Well, i've got like 36 square feet of the fatmat and i've already covered my trunk and taken care of the license plate..but there are still LOTS of rattles, a lot form what sounds like the inner part of the trunk (when closed) right against the window but i have no idea how to fix that rattle..any ideas? another is one on the sides of the bumper..sounds really bad. i would REALLY appreciate any suggestions about how to get rid of these. thanks


----------



## SweetRideNAz (May 16, 2003)

It sounds lke u might have something loose. Checks the screws and bolts in that area. I am guessing that is what it is.


----------



## akk51 (Aug 21, 2002)

alright thanks


----------



## faithandfame (Jan 25, 2003)

Do you have a spoiler?

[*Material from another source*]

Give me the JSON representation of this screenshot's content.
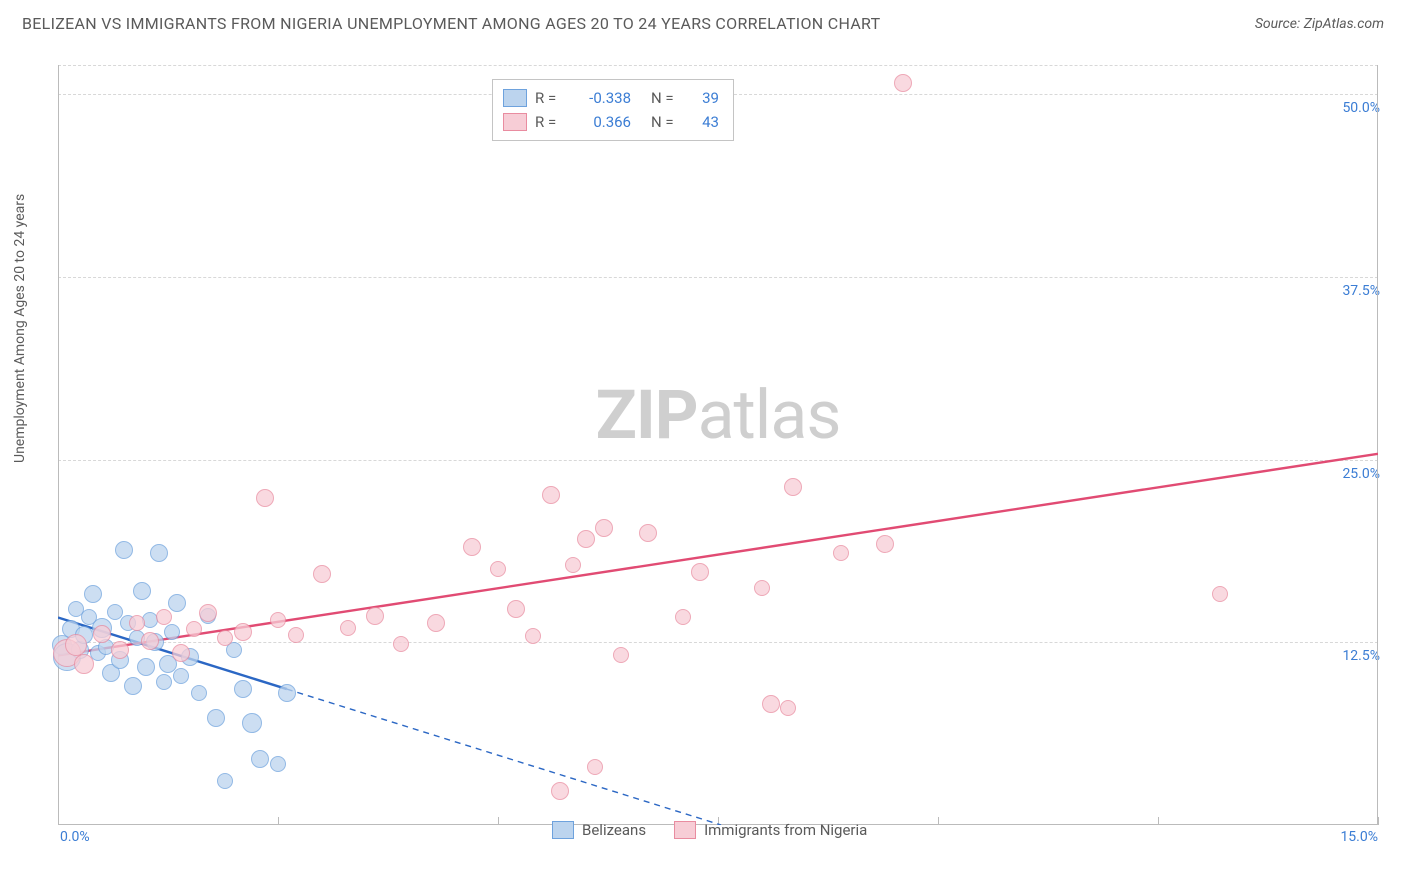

My spoiler rattles the most. I don't know if it is true or not, but someone told me that there is an actual way to open up your spoiler and put sound deadening material inside it. Not sure if that is true or not though...


----------



## akk51 (Aug 21, 2002)

yes i do have a spoiler but it doesn't seem to rattle very much...no idea how you'd open up a spoiler either


----------



## faithandfame (Jan 25, 2003)

I know that in my trunk... on the inside of the trunk lid there was holes and stuff... i had to put a bunch of deadening material in there. But, be careful that you don't cover up the wires for the trunk to open up. That really rattled for me.


----------